Defense

December 28, 2012

Army’s strategic vision plan unveiled

This month the latest U.S. Army Capstone Concept was released, which lays out how the will conduct future planning, organization and operations globally in support of the president’s national security objectives. The ACC stresses regional alignment with commitments to partners and allies. Here, a Soldier from 3rd Special Forces Group trains Malian soldiers in Tombouctou, Mali.

This month the latest Army Capstone Concept was rolled out. The previous ACC was published in 2009.

The ACC is a broad roadmap for how the Army will conduct future planning, organization and operations globally in support of the president’s national security objectives.

“ACC is an important part of how the Army ensures we remain relevant and ready for expectations and missions our nation expects us to fulfill,” said Maj. Gen. Bill Hix, director, Training and Doctrine Command’s Concept Development and Learning Directorate, during a media round-table, Dec. 21.

One of the main differences in this ACC, according to Hix, is “we are focused on a transitioning Army that can better meet the needs of an emerging operational environment.”

The “transitioning Army” Hix refers to is one that has exited Iraq, is drawing down from Afghanistan but still engaged, and is positioning itself to better respond to events globally.

That “new environment” he said, refers to an ever-changing and more complex world, with events unfolding with great rapidity, such as those brought about by the Arab Spring.

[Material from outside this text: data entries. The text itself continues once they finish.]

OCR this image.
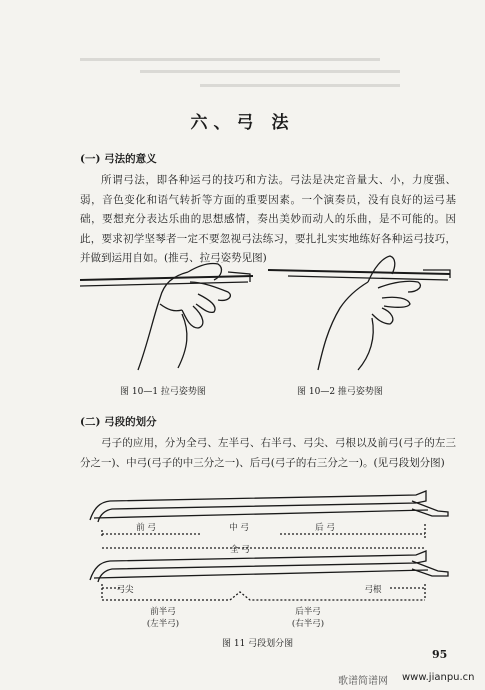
六、弓 法
(一) 弓法的意义
所谓弓法，即各种运弓的技巧和方法。弓法是决定音量大、小，力度强、弱，音色变化和语气转折等方面的重要因素。一个演奏员，没有良好的运弓基础，要想充分表达乐曲的思想感情，奏出美妙而动人的乐曲，是不可能的。因此，要求初学坚琴者一定不要忽视弓法练习，要扎扎实实地练好各种运弓技巧，并做到运用自如。(推弓、拉弓姿势见图)
图 10—1 拉弓姿势图	图 10—2 推弓姿势图
(二) 弓段的划分
弓子的应用，分为全弓、左半弓、右半弓、弓尖、弓根以及前弓(弓子的左三分之一)、中弓(弓子的中三分之一)、后弓(弓子的右三分之一)。(见弓段划分图)
前 弓	中 弓	后 弓
全 弓
弓尖	弓根
前半弓
(左半弓)
后半弓
(右半弓)
图 11 弓段划分图
95
歌谱简谱网 www.jianpu.cn
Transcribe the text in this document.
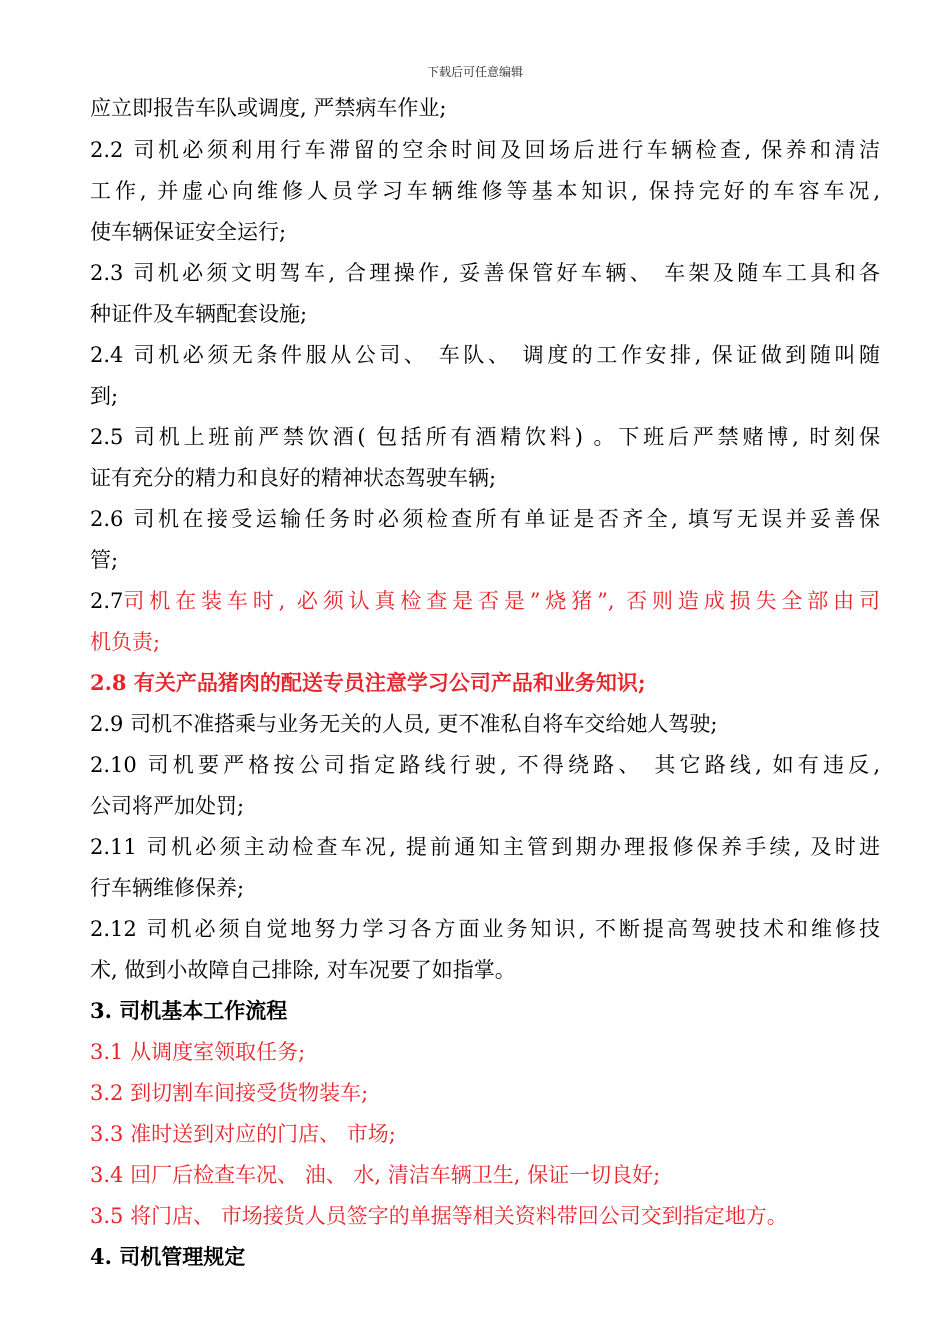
下载后可任意编辑
应立即报告车队或调度, 严禁病车作业;
2.2 司机必须利用行车滞留的空余时间及回场后进行车辆检查, 保养和清洁
工作, 并虚心向维修人员学习车辆维修等基本知识, 保持完好的车容车况,
使车辆保证安全运行;
2.3 司机必须文明驾车, 合理操作, 妥善保管好车辆、 车架及随车工具和各
种证件及车辆配套设施;
2.4 司机必须无条件服从公司、 车队、 调度的工作安排, 保证做到随叫随
到;
2.5 司机上班前严禁饮酒( 包括所有酒精饮料) 。下班后严禁赌博, 时刻保
证有充分的精力和良好的精神状态驾驶车辆;
2.6 司机在接受运输任务时必须检查所有单证是否齐全, 填写无误并妥善保
管;
2.7 司机在装车时, 必须认真检查是否是”烧猪”, 否则造成损失全部由司
机负责;
2.8 有关产品猪肉的配送专员注意学习公司产品和业务知识;
2.9 司机不准搭乘与业务无关的人员, 更不准私自将车交给她人驾驶;
2.10 司机要严格按公司指定路线行驶, 不得绕路、 其它路线, 如有违反,
公司将严加处罚;
2.11 司机必须主动检查车况, 提前通知主管到期办理报修保养手续, 及时进
行车辆维修保养;
2.12 司机必须自觉地努力学习各方面业务知识, 不断提高驾驶技术和维修技
术, 做到小故障自己排除, 对车况要了如指掌。
3. 司机基本工作流程
3.1 从调度室领取任务;
3.2 到切割车间接受货物装车;
3.3 准时送到对应的门店、 市场;
3.4 回厂后检查车况、 油、 水, 清洁车辆卫生, 保证一切良好;
3.5 将门店、 市场接货人员签字的单据等相关资料带回公司交到指定地方。
4. 司机管理规定
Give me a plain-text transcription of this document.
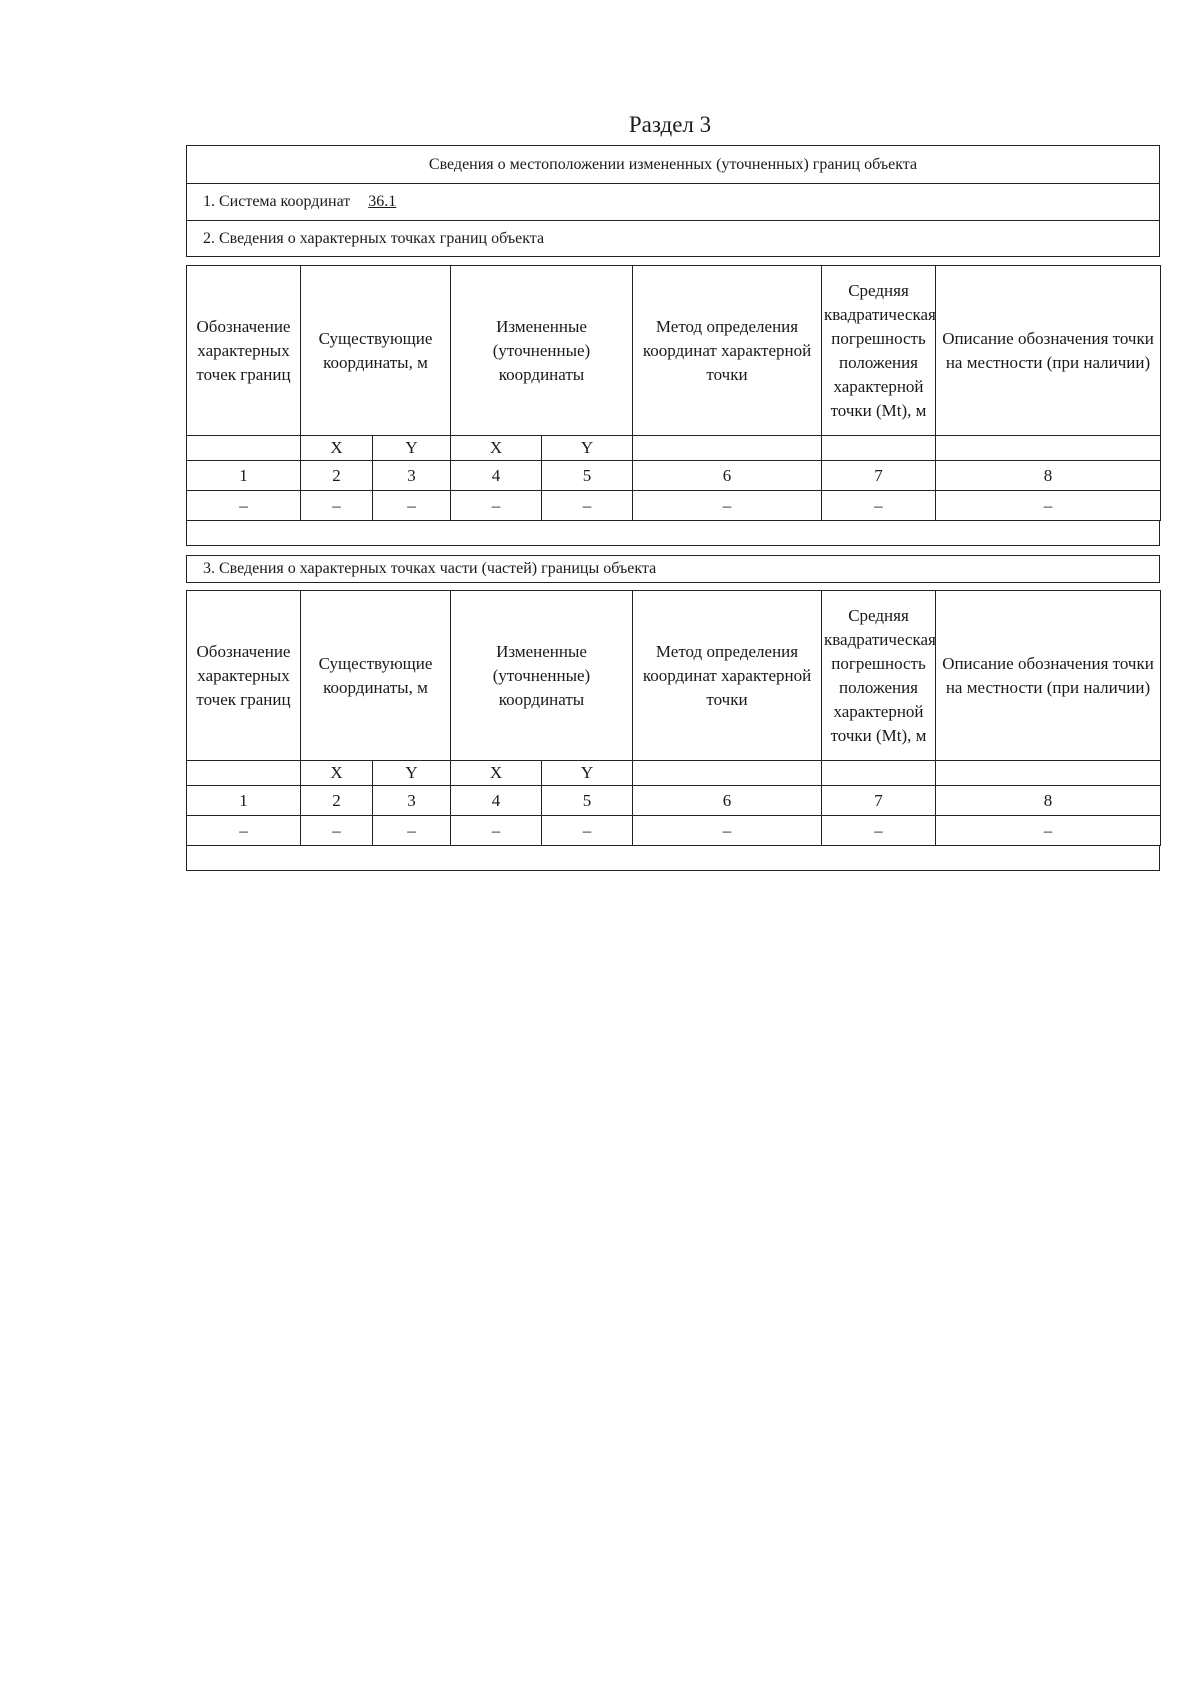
Раздел 3
Сведения о местоположении измененных (уточненных) границ объекта
1. Система координат 36.1
2. Сведения о характерных точках границ объекта
Обозначение характерных точек границ	Существующие координаты, м		Измененные (уточненные) координаты		Метод определения координат характерной точки	Средняя квадратическая погрешность положения характерной точки (Mt), м	Описание обозначения точки на местности (при наличии)
	X	Y	X	Y			
1	2	3	4	5	6	7	8
–	–	–	–	–	–	–	–
3. Сведения о характерных точках части (частей) границы объекта
Обозначение характерных точек границ	Существующие координаты, м		Измененные (уточненные) координаты		Метод определения координат характерной точки	Средняя квадратическая погрешность положения характерной точки (Mt), м	Описание обозначения точки на местности (при наличии)
	X	Y	X	Y			
1	2	3	4	5	6	7	8
–	–	–	–	–	–	–	–
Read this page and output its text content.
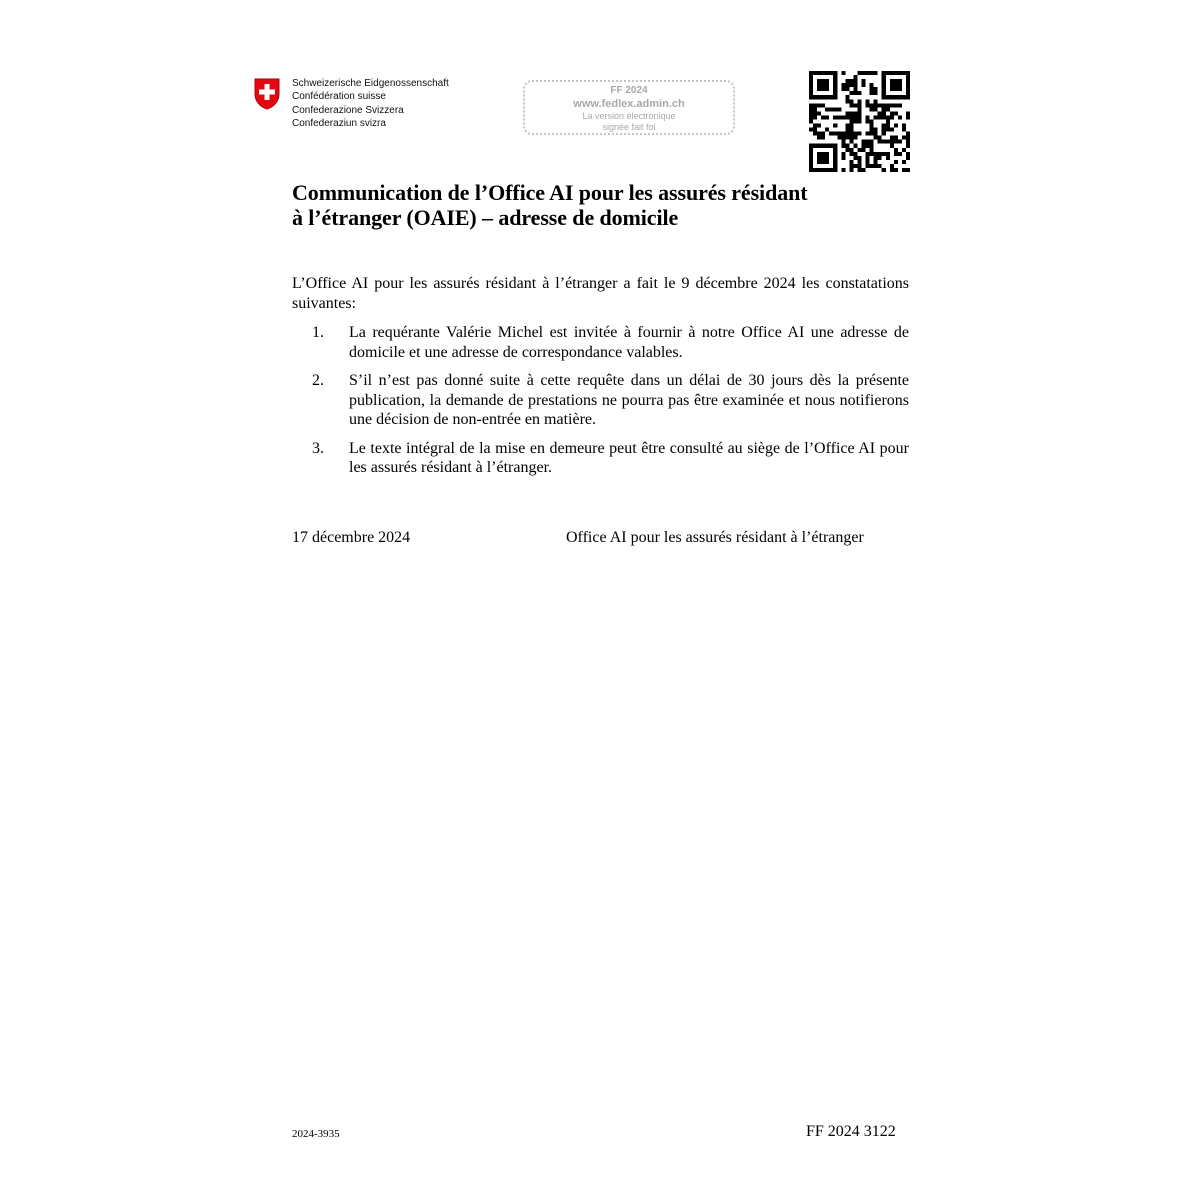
Schweizerische Eidgenossenschaft
Confédération suisse
Confederazione Svizzera
Confederaziun svizra
FF 2024
www.fedlex.admin.ch
La version électronique
signée fait foi
Communication de l’Office AI pour les assurés résidant
à l’étranger (OAIE) – adresse de domicile
L’Office AI pour les assurés résidant à l’étranger a fait le 9 décembre 2024 les constatations suivantes:
1. La requérante Valérie Michel est invitée à fournir à notre Office AI une adresse de domicile et une adresse de correspondance valables.
2. S’il n’est pas donné suite à cette requête dans un délai de 30 jours dès la présente publication, la demande de prestations ne pourra pas être examinée et nous notifierons une décision de non-entrée en matière.
3. Le texte intégral de la mise en demeure peut être consulté au siège de l’Office AI pour les assurés résidant à l’étranger.
17 décembre 2024	Office AI pour les assurés résidant à l’étranger
2024-3935	FF 2024 3122
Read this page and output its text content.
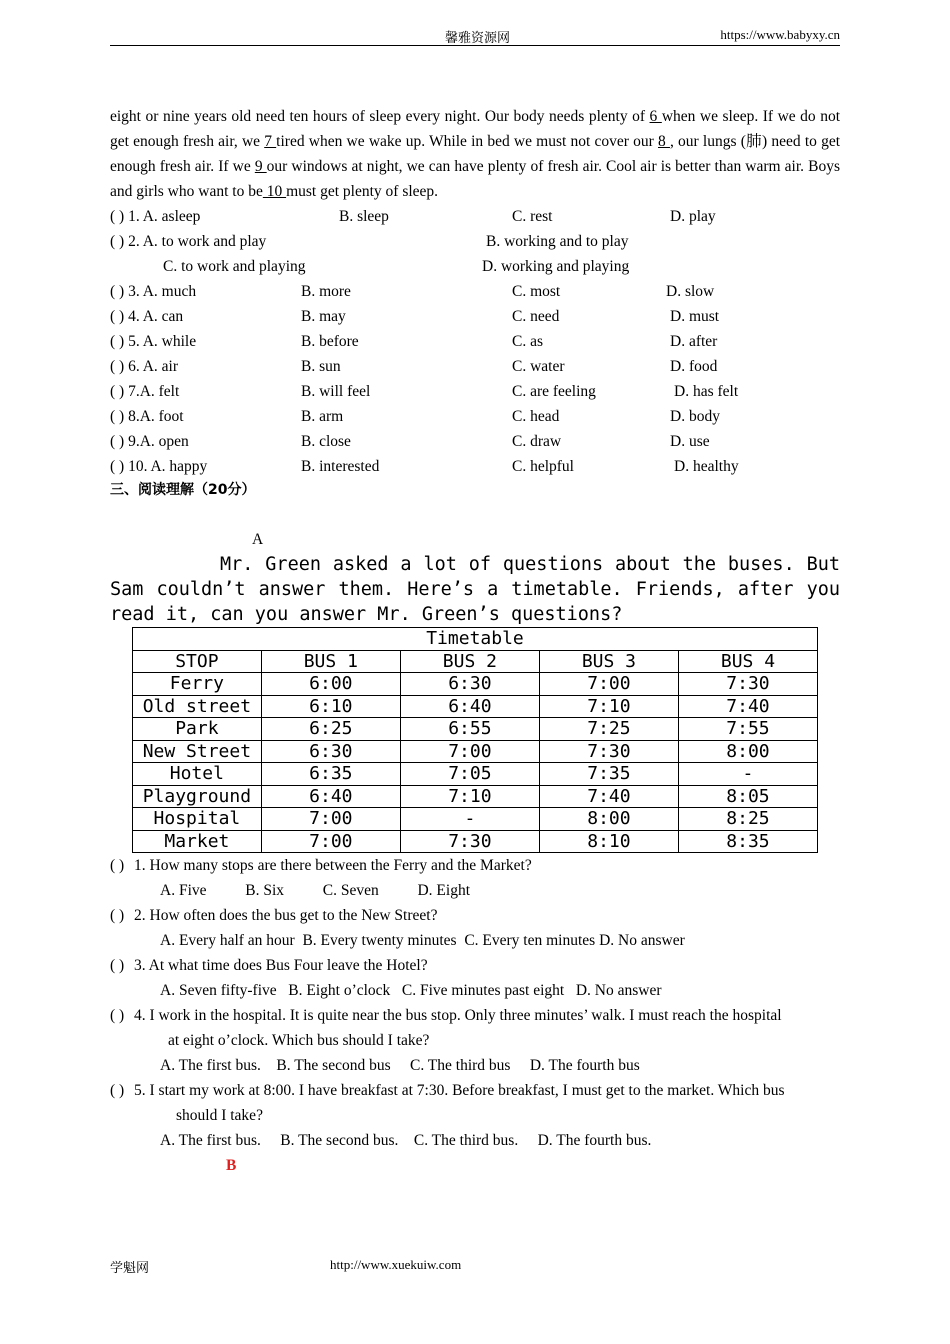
馨雅资源网	https://www.babyxy.cn

eight or nine years old need ten hours of sleep every night. Our body needs plenty of 6 when we sleep. If we do not get enough fresh air, we 7 tired when we wake up. While in bed we must not cover our 8 , our lungs (肺) need to get enough fresh air. If we 9 our windows at night, we can have plenty of fresh air. Cool air is better than warm air. Boys and girls who want to be 10 must get plenty of sleep.

( ) 1. A. asleep	B. sleep	C. rest	D. play
( ) 2. A. to work and play	B. working and to play
C. to work and playing	D. working and playing
( ) 3. A. much	B. more	C. most	D. slow
( ) 4. A. can	B. may	C. need	D. must
( ) 5. A. while	B. before	C. as	D. after
( ) 6. A. air	B. sun	C. water	D. food
( ) 7.A. felt	B. will feel	C. are feeling	D. has felt
( ) 8.A. foot	B. arm	C. head	D. body
( ) 9.A. open	B. close	C. draw	D. use
( ) 10. A. happy	B. interested	C. helpful	D. healthy
三、阅读理解（20分）
A

Mr. Green asked a lot of questions about the buses. But Sam couldn’t answer them. Here’s a timetable. Friends, after you read it, can you answer Mr. Green’s questions?

Timetable				
STOP	BUS 1	BUS 2	BUS 3	BUS 4
Ferry	6:00	6:30	7:00	7:30
Old street	6:10	6:40	7:10	7:40
Park	6:25	6:55	7:25	7:55
New Street	6:30	7:00	7:30	8:00
Hotel	6:35	7:05	7:35	-
Playground	6:40	7:10	7:40	8:05
Hospital	7:00	-	8:00	8:25
Market	7:00	7:30	8:10	8:35
( ) 1. How many stops are there between the Ferry and the Market?
A. Five          B. Six          C. Seven          D. Eight
( ) 2. How often does the bus get to the New Street?
A. Every half an hour  B. Every twenty minutes  C. Every ten minutes D. No answer
( ) 3. At what time does Bus Four leave the Hotel?
A. Seven fifty-five   B. Eight o’clock   C. Five minutes past eight   D. No answer
( ) 4. I work in the hospital. It is quite near the bus stop. Only three minutes’ walk. I must reach the hospital
at eight o’clock. Which bus should I take?
A. The first bus.    B. The second bus     C. The third bus     D. The fourth bus
( ) 5. I start my work at 8:00. I have breakfast at 7:30. Before breakfast, I must get to the market. Which bus
should I take?
A. The first bus.     B. The second bus.    C. The third bus.     D. The fourth bus.
B
学魁网	http://www.xuekuiw.com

The new environment means the Army would have to rapidly adapt if needed, meaning being more agile and flexible as opposed to an institutional mindset.

Although he said the Army is now “more CONUS-based,” soldiers will deploy worldwide in support of theater commanders and their regional alignment strategies.

The ACC’s regional alignment component aims to “prevent, shape and win,” Hix said, meaning “working with the other services, our partners and our allies to prevent wars and shape the environment to the benefits of our national interest as well as that of our partners and allies and to contribute to stability around the world.”

To do all of this, he said, requires that the Army be nimble – available to respond to a crisis within hours, not days – and to be able to provide the right size and mix of forces that would be needed at the right time and the right place, be it a humanitarian operation or one where force is required.

The Army is well postured to do all of this on a global scale, Hix said, citing Special Forces operations capabilities, the Army’s solid logistics, communications and intelligence structures and its ability to run ports, railroads, and large-scale helicopter lifts.

The other services will always have their own place at the table, he emphasized. “We bring capabilities that complement, not compete with theirs.”

A new ACC is generated from the president’s strategic imperatives, along with input from within the Army on lessons learned, TRADOCs future studies and experimentation and consultations with the other services.

The ACC is not new.

“We’ve done this work throughout our history,” Hix said, citing war games and experiments on maneuver warfare in the interwar years of the 1920s and 1930s, as well as post-war assessments. It just went by other names.